With a potential national railroad strike and/or lockout a week away, a war of words has ensured in various quarters ahead of the Sept. 16 expiration of a 30-day cooling off period.
The Association of American Railroads said this week that a railroad stoppage could cost the U.S. economy more than $2 billion a day.
In a related development, U.S. Labor Secretary Marty Walsh has joined negotiations being supervised by the National Mediation Board with eight railroad unions that have not yet reached tentative agreements.
One report indicated that Walsh told both sides they should avoid messing with the nation’s fragile economy weeks ahead of elections because neither Congress nor the Biden Administration will like it.
He reportedly warned the two sides that they should not expect Congress to act to head off a railroad stoppage by approving a settlement or extending negotiations.
Five of the 12 railroad labor unions have reached tentative agreements with the National Carriers Conference Committee, which represents railroad management in labor contract negotiations.
The AAR report said a work stoppage would halt more than 7,000 trains a day and “trigger retail product shortages, widespread manufacturing shutdowns, job losses and disruptions to hundreds of thousands of passenger rail customers.”
The $2 billion impact of a work stoppage on the economy was an update of a 1992 Federal Railroad Administration econometric study to quantify the potential effects of a national rail shutdown on employment and economic output.
Railroad executives fear that a work stoppage could lead some shippers to use other modes of transportation to move freight and some of that lost business might not return to the rails.
The AAR report said that Congress might have to intervene to avert a work stoppage if negotiations fail to resolve the matter.
Some industry observers have suggested that as the Sept. 16 deadline approaches, the parties in the negotiations might voluntarily extend the deadline.
The cooling off period by federal law began upon the Aug. 16 release of the recommendations of a presidential emergency board, which was appointed by President Joseph Biden earlier this summer.
The recommendations of the PEB are not binding on the parties to the negotiations.
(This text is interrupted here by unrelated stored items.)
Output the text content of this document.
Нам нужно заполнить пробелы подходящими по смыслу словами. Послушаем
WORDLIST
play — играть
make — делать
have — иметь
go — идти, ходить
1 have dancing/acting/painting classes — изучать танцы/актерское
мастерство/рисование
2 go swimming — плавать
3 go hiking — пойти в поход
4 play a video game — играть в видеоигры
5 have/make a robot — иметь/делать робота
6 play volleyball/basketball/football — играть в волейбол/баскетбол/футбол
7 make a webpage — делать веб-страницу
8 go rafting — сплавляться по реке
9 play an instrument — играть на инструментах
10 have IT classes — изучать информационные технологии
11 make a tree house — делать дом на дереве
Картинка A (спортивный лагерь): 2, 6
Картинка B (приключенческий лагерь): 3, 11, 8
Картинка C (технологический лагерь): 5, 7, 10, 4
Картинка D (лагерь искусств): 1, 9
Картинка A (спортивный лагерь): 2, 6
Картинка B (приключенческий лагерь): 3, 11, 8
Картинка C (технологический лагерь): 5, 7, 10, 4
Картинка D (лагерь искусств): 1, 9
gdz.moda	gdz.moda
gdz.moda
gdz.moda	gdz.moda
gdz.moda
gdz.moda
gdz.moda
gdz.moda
An analysis published on the website of Railway Age noted that one factor favoring giving negotiations more time is “outside political duress and internal financial pressure on all stakeholders, which serves to refocus reasonable minds and chill wonderfully even the most pugnacious of negotiators.”
The Railway Age report, though, said that the NCCC indicated on Thursday that railroad management is reluctant to extend the negotiating period in light of how five unions agreeing to tentative contract has set a pattern.
Any tentative contract agreements must be ratified by union members.
Union leadership has been hinting that a strike could strain the finances of the unions if they have to pay their members strike benefits that could exceed $12 million a day.
Some union members have been actively calling for a strike and may be underestimating how much it could cost them.
Strike benefits provide at best a fraction of what workers earn through regular wages and benefits.
Unions have told their members recently that during a strike they could expect no more than $100 a day in strike benefits and $1,200 maximum per month.
Strike benefits would not be paid for the first three days of a strike.
A memo sent to members of the SMART Transportation Division said the cost of paying its 37,000 members strike benefits would be more than $3.7 million per day.
SMART-TD leadership warned that strike benefits could be suspended if needed to protect the financial interests of the union.
Union workers who are away from home when a strike begins would face having to make their own arrangements to return home.
If carriers cut off health care benefits during a strike, workers would be faced with doing without health care insurance for the duration of a work stoppage or having to pay thousands of dollars a month to buy insurance at market rates.
In the meantime the website Politico.com said some of the eight unions still at the bargaining table have reached tentative agreements with the NCCC, but those have yet to be announced.
The Politico report said the unions representing locomotive engineers and conductors and the NCCC continue to be at stalemate over certain issues, including following the terms of agreements reached with the NCCC by other unions.
Leaders of T&E unions said their members have “borne the brunt of inept crew management, life-changing attendance policies, and working conditions over the past years that are making it all but impossible for rail carriers to hire and retain operating employees.”
The leaders of the SMART-TD and the Brotherhood of Locomotive Engineers and Trainmen called on Congress to stay out of the dispute.
“We are confident that the rail carriers will move from their current positions and settle with their employees in a fashion that could be ratified,” if Congress remains on the sidelines, the union leadership said.